How large (in bytes) can a dynamic array be in 64-bit Windows? I've experimented and they can be larger than 32GB. Bubba73 You talkin' to me? 23:23, 7 May 2017 (UTC)[reply]

Wouldn't it only be limited by the RAM ? (Technically it could be larger, using paging space, but that rapidly becomes unusably slow.) 18.4 million TB is addressable by a 64 bit index, so that sure isn't the limitation. StuRat (talk) 01:49, 8 May 2017 (UTC)[reply]
That is what I was hoping, but some things aren't fully 64-bit. Bubba73 You talkin' to me? 02:20, 8 May 2017 (UTC)[reply]
Of course, whatever software you are using may impose it's own limits. StuRat (talk) 02:40, 8 May 2017 (UTC)[reply]

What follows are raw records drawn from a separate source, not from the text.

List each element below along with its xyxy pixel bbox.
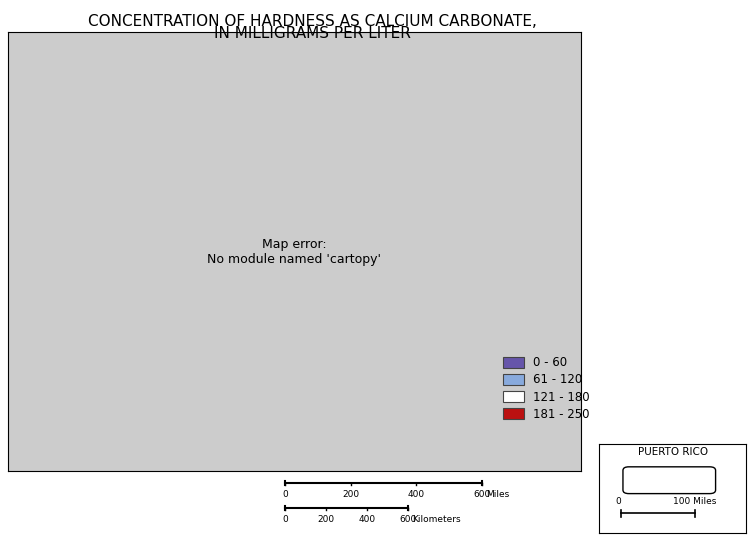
Text: 400: 400 bbox=[408, 490, 425, 499]
Text: 200: 200 bbox=[317, 515, 335, 524]
Text: 0: 0 bbox=[616, 497, 621, 506]
Text: Kilometers: Kilometers bbox=[412, 515, 461, 524]
Text: 0: 0 bbox=[282, 515, 288, 524]
Text: 400: 400 bbox=[358, 515, 375, 524]
Text: 600: 600 bbox=[399, 515, 416, 524]
Text: Miles: Miles bbox=[486, 490, 510, 499]
FancyBboxPatch shape bbox=[623, 467, 716, 493]
Text: 100 Miles: 100 Miles bbox=[673, 497, 717, 506]
Text: 0: 0 bbox=[282, 490, 288, 499]
Text: PUERTO RICO: PUERTO RICO bbox=[638, 447, 708, 457]
Text: Map error:
No module named 'cartopy': Map error: No module named 'cartopy' bbox=[207, 237, 381, 266]
Text: 200: 200 bbox=[342, 490, 360, 499]
Text: CONCENTRATION OF HARDNESS AS CALCIUM CARBONATE,: CONCENTRATION OF HARDNESS AS CALCIUM CAR… bbox=[88, 14, 538, 29]
Legend: 0 - 60, 61 - 120, 121 - 180, 181 - 250: 0 - 60, 61 - 120, 121 - 180, 181 - 250 bbox=[499, 353, 593, 424]
Text: 600: 600 bbox=[474, 490, 491, 499]
Text: IN MILLIGRAMS PER LITER: IN MILLIGRAMS PER LITER bbox=[214, 26, 412, 41]
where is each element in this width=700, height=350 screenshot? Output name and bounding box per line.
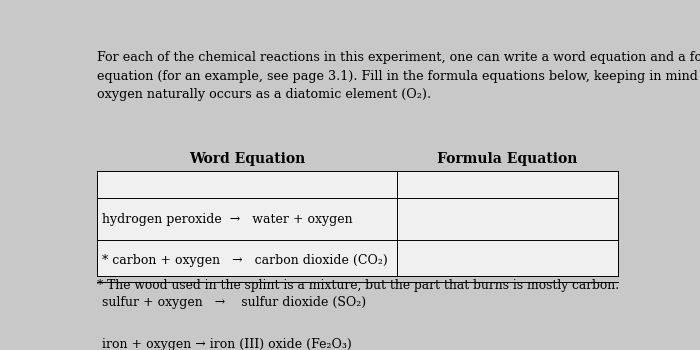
Text: sulfur + oxygen   →    sulfur dioxide (SO₂): sulfur + oxygen → sulfur dioxide (SO₂) [102,296,365,309]
Text: For each of the chemical reactions in this experiment, one can write a word equa: For each of the chemical reactions in th… [97,51,700,102]
Text: Formula Equation: Formula Equation [438,152,578,166]
Text: Word Equation: Word Equation [189,152,305,166]
Text: * carbon + oxygen   →   carbon dioxide (CO₂): * carbon + oxygen → carbon dioxide (CO₂) [102,254,387,267]
Text: * The wood used in the splint is a mixture, but the part that burns is mostly ca: * The wood used in the splint is a mixtu… [97,279,620,292]
Text: hydrogen peroxide  →   water + oxygen: hydrogen peroxide → water + oxygen [102,213,352,226]
Bar [97,172,618,276]
Text: iron + oxygen → iron (III) oxide (Fe₂O₃): iron + oxygen → iron (III) oxide (Fe₂O₃) [102,338,351,350]
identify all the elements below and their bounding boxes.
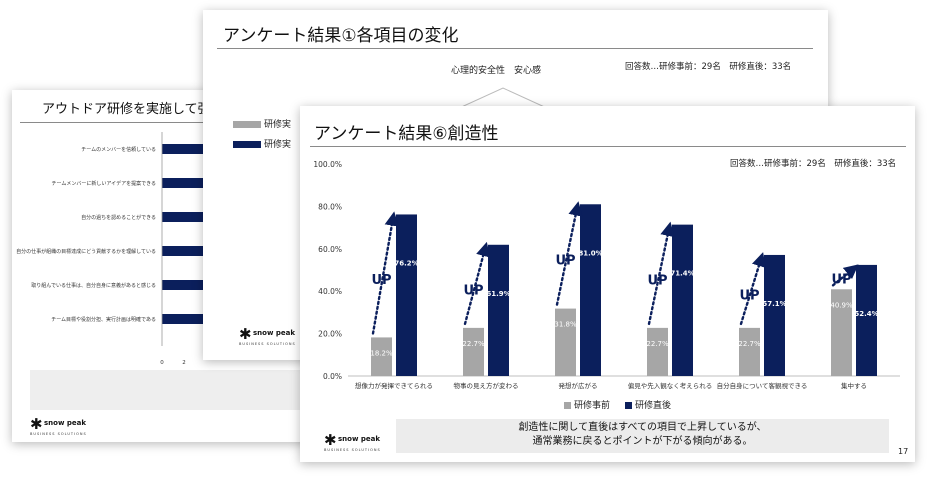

The compiler and IDE matter. I know I've run into issues using SharpDevelop (when I was trying to avoid using a a db to hold large amounts of data) with buffer overflows on very large arrays, and when I switched the code over to Visual Studio, it compiled and ran just fine. We're talking ~18 million indexes in this case, with errors showing up about 90% of the way through writing it, so I'm guessing 224 was the upper limit in SharpDevelop. Each member of the array was a string with < 1024 characters. ᛗᛁᛟᛚᚾᛁᚱPants Tell me all about it. 12:38, 8 May 2017 (UTC)[reply]
If you are truly programming to the operating system - and not to some runtime environment - then you'll want to review About Memory Management... and Virtual Address Space (64-bit version). "By default, 64-bit Microsoft Windows-based applications have a user-mode address space of several terabytes. For precise values, see Memory Limits for Windows and Windows Server Releases..."
As the programmer, you can assume "a lot of memory" is available. You can use some of the more esoteric parts of the Windows API to check whether that memory will be fast - i.e., in the cache, in the RAM, or paged to the hard-drive.
The short answer is, a regular user-land application that is compiled with Microsoft's toolchain can do stuff like malloc to create memory allocations in the neighborhood of eight terabytes on most Windows platforms, and quite a lot larger on many of the more specialized technical versions of Windows. You, the programmer, must be extremely careful with your pointers and array-index data types when you use such exceptionally-large allocations. You also need to be very careful to distinguish between virtual memory and physical memory, and recognize the very big difference between "allocating" and "using" memory.